L'élargissement de l’Union européenne sera ou ne sera pas pendant la prochaine mandature du Parlement européen ?

Si l’on souhaite renforcer le rôle politique et économique de l’Europe, on peut s’interroger sur sa stratégie d’élargissement, qui doit être une occasion d’accroître la stabilité politique, économique et la sécurité de notre continent pour faire face aux Etats-Unis qui nous imposent leurs lois et leurs intérêts et à la Chine qui ouvre son marché au rythme de ses satisfactions géopolitiques.

Selon le sondage IPSOS - Euronews réalisé en mars 2024(6), l’Ukraine est le pays candidat à l’adhésion de l’UE préféré des européens. 45% des 26 000 personnes interrogées y sont favorables, 20% sont indécises et 35% y sont opposées. Si l’on se penche sur les résultats par pays, on observe 68% d’opinion favorable chez les finlandais, les portugais et les espagnols suivis par les suédois, les danois, les polonais, et les roumains. En revanche, en Hongrie 54% des interrogés s’opposent à l’entrée de l’Ukraine dans l’Union européenne quand ils sont 44% en France.

Êtes-vous personnellement favorable à l’adhésion d’une l’Ukraine agressée et la défendrez-vous au Parlement européen ?

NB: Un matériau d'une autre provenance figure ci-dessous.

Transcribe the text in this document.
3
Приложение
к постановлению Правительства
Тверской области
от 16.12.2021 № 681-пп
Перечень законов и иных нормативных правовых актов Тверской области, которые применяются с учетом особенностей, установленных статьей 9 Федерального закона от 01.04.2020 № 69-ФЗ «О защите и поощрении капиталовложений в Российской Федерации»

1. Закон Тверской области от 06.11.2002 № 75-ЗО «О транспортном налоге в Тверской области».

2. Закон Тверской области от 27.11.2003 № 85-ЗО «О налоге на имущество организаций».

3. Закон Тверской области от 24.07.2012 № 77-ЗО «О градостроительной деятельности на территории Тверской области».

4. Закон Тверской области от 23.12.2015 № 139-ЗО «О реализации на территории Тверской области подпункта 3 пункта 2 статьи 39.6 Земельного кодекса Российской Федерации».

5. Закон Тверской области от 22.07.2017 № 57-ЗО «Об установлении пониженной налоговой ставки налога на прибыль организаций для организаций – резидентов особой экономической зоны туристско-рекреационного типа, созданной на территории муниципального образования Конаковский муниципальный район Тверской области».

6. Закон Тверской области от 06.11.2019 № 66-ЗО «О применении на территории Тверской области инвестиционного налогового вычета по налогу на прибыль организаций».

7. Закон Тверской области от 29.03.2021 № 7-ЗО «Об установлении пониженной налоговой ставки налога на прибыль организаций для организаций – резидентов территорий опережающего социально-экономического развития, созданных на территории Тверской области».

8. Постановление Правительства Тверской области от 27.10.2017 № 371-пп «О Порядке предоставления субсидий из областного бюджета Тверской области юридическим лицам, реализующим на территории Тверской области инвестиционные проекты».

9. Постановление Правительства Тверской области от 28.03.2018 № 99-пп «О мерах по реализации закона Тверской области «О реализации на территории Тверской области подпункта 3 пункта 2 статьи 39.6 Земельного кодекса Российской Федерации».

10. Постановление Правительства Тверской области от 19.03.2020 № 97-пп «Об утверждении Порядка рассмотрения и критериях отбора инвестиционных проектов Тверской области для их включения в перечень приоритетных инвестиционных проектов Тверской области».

Pour Edouard Philippe et son parti Horizon, «une Europe plus vaste doit être aussi plus forte. L’élargissement doit nous faire prendre du muscle, pas du gras». Imaginez-vous une organisation européenne avec différents niveaux d’intégration ? La candidature de la Turquie relève-t-elle aujourd’hui de la fiction ? Peut-on à ce titre imaginer un partenariat spécifique avec ce pays ?


Conditionnez-vous la stratégie d’élargissement de l’Union européenne à une réforme de son fonctionnement, notamment quant au vote à l’unanimité des États membres et au droit de véto ?

Votre réforme idéale de la Politique Agricole Commune

Raphaël Glucksmann, vous considérez que les accords de libre-échange ne protègent pas les agriculteurs européens de la concurrence déloyale qui se joue aujourd’hui. Raison pour laquelle vous avez voté contre les traités soumis au vote du Parlement comme le CETA ou le MERCOSUR. Pensez-vous que la concurrence déloyale pourrait être réglée par une unification des normes, via une PAC commune ?

Selon vous, la Politique Agricole Commune est particulièrement hypocrite dans le sens où elle privilégie les grandes surfaces d’exploitation ou celles dont les activités sont les plus rentables, comme le notait d'ailleurs la Cour des comptes en 2018(7), et conduit à une concentration des aides de la PAC. Selon le ministère de l’agriculture, 20 % des agriculteurs français qui possèdent 52 % des terres agricoles touchent à eux seuls 35 % des subventions européennes(8). Au sein de l’Union européenne la situation est encore plus inégale car ce sont 20 % des agriculteurs possédant 83 % des terres agricoles qui perçoivent 81 % des aides européennes.

Rappelons que la PAC concentre le foyer de dépenses le plus important de l’Union européenne depuis sa mise en place en 1962. C’est un tiers du budget de l’Union européenne. A titre d’exemple, cela représentera 386 milliards d’euros entre 2021 et 2027.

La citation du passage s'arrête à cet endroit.